I interviewed Jenny recently to talk about my decision to make her race my first ultra marathon - (listen to our conversation here).
I asked Jenny what I might experience when I tackled this new challenge. In answering, she told me what she experienced in her first trail race. She said, "I remember feeling like a lost boy in Peter Pan. Truly, for the first time in running, feeling free and alive. And it was play."
She told me quite confidently, "You are going to have 35 miles of playing in the woods. You are going to feel like a kid again."
In starting to prepare for this race, I've taken my family on a few local hiking trips lately. It's my way of spending time with the family and secretly scouting places to train for this crazy adventure. As I've watched my boys in these settings I've begun to wonder if they might be pictures of my own Peter Pan moment Jenny seems to be predicting I'll experience on those trails in Georgia.
I've had a lot of people tell me. People have written it in the books I've been reading. They say once I run on the trails I'll never go back to running on the roads. I don't know how true that is. But after spending time on the trails the last couple of weekends I won't be surprised if that turns out to be the case.
The reality is God has called me into this running journey from day one. Every race I've run he's had a bigger plan for that race than I've had. I simply wanted to run, God greatly wanted to touch lives. Somewhere along the way I saw what he was up to. I started accepting his plan for my running as my own. Because I did, I find myself looking ahead to the Georgia Jewel and imagining what God has in mind. He usually doesn't give me many clues, but he doesn't seem to mind if I try to figure it out without them.
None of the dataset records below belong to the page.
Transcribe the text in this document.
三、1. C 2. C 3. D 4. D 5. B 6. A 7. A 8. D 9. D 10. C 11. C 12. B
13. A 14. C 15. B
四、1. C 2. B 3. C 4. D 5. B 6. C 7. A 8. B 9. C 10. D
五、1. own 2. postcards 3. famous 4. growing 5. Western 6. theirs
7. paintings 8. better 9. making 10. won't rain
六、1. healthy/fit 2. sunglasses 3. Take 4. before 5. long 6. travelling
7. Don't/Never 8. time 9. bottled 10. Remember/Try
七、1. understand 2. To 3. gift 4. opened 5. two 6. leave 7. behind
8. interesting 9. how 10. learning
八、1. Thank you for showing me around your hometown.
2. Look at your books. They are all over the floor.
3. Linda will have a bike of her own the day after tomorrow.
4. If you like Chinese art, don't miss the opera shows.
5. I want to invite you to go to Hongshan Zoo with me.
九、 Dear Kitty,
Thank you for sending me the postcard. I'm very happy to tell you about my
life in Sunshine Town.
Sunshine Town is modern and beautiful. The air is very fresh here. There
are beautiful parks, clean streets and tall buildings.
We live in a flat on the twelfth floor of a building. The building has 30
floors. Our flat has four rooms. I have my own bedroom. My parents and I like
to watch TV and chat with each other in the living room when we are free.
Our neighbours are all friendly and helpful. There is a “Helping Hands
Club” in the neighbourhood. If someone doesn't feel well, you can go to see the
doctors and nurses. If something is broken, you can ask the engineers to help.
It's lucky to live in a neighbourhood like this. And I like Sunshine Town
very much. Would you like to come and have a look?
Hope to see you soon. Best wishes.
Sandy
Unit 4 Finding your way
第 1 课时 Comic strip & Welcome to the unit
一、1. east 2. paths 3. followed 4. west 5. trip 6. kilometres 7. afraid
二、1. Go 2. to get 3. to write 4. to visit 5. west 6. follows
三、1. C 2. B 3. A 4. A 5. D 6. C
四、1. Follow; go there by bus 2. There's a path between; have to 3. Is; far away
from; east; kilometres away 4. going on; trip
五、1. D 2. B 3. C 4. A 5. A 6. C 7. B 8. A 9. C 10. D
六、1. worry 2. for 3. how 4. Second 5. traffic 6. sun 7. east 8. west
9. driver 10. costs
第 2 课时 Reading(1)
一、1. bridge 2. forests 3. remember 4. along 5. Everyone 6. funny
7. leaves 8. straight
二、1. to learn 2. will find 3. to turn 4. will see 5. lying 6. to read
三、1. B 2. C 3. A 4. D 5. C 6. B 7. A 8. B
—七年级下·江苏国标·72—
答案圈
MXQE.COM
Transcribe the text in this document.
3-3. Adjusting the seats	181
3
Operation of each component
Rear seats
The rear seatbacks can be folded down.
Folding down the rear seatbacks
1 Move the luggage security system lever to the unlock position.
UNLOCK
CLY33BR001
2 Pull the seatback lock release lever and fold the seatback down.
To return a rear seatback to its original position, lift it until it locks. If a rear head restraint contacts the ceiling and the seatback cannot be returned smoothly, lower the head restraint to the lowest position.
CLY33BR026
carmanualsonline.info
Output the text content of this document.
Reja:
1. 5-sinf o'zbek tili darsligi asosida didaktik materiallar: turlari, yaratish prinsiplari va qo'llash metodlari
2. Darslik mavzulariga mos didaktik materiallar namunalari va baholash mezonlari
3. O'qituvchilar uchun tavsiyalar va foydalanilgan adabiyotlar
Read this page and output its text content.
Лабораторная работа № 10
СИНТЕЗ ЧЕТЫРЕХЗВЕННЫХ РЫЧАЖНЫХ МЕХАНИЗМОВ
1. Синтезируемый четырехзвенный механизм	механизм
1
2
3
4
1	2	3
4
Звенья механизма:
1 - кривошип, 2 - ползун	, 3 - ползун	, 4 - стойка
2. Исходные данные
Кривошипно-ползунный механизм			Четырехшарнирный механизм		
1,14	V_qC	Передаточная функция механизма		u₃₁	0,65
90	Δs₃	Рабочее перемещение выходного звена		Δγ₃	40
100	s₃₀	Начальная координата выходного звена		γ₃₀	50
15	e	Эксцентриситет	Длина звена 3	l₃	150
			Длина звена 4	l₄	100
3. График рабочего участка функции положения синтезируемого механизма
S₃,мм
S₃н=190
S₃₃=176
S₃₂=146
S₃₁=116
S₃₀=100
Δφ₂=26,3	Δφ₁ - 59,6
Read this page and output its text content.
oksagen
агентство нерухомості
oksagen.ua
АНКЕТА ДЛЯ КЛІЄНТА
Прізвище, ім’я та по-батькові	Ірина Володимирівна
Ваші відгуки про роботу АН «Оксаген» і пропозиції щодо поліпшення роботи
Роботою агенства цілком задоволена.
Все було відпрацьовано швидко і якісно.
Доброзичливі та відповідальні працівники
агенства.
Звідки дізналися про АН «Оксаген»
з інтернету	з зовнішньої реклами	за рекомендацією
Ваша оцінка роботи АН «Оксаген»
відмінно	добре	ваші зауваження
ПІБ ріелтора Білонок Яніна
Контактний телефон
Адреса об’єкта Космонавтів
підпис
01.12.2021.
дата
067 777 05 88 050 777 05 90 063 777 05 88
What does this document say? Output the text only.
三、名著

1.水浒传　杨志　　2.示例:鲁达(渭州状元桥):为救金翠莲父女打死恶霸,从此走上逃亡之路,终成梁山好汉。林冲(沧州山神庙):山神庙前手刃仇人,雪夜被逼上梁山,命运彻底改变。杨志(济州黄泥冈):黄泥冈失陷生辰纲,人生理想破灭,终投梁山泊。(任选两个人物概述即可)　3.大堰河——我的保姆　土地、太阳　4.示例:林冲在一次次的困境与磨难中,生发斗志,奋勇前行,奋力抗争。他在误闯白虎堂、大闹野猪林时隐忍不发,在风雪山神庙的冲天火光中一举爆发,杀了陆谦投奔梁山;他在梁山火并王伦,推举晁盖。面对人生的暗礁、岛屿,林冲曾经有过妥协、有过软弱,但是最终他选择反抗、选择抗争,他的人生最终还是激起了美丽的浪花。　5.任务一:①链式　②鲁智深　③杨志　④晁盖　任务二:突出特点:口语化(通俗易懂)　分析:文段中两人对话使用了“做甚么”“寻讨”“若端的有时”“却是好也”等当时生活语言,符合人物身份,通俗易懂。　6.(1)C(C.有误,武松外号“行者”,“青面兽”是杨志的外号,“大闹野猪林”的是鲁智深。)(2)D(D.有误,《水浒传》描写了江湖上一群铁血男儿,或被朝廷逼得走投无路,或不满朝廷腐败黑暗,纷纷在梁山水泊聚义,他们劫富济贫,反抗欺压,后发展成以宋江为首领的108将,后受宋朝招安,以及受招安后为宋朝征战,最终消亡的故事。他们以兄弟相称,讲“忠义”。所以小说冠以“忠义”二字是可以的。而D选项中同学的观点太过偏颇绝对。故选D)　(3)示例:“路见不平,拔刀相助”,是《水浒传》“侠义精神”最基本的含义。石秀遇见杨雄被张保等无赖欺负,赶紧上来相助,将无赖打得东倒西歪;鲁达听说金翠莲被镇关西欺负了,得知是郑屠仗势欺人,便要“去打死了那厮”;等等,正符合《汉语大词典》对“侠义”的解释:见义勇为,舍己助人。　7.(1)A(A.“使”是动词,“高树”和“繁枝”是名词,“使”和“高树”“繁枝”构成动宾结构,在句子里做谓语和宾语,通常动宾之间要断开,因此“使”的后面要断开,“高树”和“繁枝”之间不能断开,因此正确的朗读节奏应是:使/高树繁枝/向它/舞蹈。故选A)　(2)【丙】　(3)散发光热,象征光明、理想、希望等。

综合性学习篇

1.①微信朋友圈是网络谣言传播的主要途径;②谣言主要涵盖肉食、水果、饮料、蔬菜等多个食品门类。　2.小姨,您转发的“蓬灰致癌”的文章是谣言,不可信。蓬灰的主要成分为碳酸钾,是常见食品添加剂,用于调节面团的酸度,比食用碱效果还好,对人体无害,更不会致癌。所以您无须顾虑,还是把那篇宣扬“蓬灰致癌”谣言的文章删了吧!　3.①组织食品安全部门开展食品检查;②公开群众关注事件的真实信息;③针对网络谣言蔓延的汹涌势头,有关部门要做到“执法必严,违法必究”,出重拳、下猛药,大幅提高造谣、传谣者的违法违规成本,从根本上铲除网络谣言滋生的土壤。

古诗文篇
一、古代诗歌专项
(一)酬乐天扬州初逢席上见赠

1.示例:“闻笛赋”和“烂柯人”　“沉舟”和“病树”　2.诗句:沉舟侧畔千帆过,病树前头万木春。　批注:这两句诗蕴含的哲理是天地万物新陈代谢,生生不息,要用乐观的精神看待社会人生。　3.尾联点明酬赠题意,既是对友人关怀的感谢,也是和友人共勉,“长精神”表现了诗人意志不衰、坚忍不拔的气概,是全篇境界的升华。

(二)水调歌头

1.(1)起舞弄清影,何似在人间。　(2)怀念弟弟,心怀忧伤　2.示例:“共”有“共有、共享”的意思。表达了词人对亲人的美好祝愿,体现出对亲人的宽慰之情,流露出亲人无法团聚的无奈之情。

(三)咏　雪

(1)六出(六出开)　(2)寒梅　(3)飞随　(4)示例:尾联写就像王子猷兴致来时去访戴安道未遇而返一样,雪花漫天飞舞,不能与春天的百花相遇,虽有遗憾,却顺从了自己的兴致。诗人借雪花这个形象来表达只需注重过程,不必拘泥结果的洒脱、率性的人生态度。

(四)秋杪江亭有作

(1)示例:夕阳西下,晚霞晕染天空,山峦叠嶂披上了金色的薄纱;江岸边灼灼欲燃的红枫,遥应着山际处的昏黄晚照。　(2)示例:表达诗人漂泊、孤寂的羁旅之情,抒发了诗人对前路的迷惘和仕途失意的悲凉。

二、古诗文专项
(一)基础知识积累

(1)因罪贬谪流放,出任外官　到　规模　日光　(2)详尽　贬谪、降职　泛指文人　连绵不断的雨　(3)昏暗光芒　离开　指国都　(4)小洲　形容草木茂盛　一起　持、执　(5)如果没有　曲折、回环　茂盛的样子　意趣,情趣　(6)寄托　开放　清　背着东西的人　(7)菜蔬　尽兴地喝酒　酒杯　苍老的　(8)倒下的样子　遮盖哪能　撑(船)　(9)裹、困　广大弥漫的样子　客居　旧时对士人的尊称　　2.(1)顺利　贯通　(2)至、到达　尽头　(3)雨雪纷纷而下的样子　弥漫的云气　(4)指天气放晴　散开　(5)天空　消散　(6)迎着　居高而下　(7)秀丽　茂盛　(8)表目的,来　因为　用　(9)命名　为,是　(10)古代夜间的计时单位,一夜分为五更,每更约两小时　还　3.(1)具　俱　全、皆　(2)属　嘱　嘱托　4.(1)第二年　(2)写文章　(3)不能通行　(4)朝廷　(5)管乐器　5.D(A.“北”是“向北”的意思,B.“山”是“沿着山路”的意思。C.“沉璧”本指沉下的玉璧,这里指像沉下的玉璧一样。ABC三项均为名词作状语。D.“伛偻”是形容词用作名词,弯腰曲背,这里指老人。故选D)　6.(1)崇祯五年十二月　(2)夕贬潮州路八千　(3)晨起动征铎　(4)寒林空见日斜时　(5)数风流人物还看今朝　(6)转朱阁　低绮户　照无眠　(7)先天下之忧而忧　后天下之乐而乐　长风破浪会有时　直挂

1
I read something lately that made me wonder if it might not be a part of God's plan for this race. In the article - Could Trail Running Be Your Church - Christian Hawley writes:
We need to feel small. We need to recognize we are part of something grander, and bridge the ever widening gap between a vague spirituality focused on the self, and Bible idolatry obsessed with a calcified point-of-view.
I've always freely shared that running has been a real spiritual journey for me. I've talked with God more the last 4 years while running than I did all the years of my life before then combined. The key is I talked with God, not at him. We talked a lot about what was going well in my life and not what I needed God to fix in it. I think he liked that, because he kept giving me things to do that made me love my life more. Most of the things he gave me to do had to do with loving more people around me.
There's a powerful scripture in the bible. Jesus is talking to his disciples who've demonstrated a lack of faith. He says to them:
"For truly I tell you, if you have faith the size of a mustard seed, you can say to this mountain, 'Move from here to there,' and it will move. Nothing will be impossible for you."
Jesus is very intentional here about giving us the imagery of one of the smallest things imaginable - a mustard seed - against the backdrop of a giant mountain. He makes this point that as small as we are, as little as we think we have, if we at least have our hearts pointed in his direction nothing in life is impossible.
Here is something I've learned, though, along this spiritual running journey I've been on. We have to go to the mountains in this life if we want to see him move them. Whether it's John's Mountain along the Georgia Jewel course, the homeless downtown or that person in your life you've never forgiven - if you're going to see those mountains move - you have to take your mustard seed sized dose of Jesus with you and go to that mountain.
I think that's what this Georgia Jewel is about. God wants me to feel like a mustard seed. He wants me to look up that long and seemingly impossible climb up that mountain. He wants me to feel like I don't have near enough. So that in the very moment I'm standing at the top of that mountain looking out over his beauty, his awesome and mysterious creation, he can say:
"I'm always enough. You bring your mustard seed, I'll pack the rest."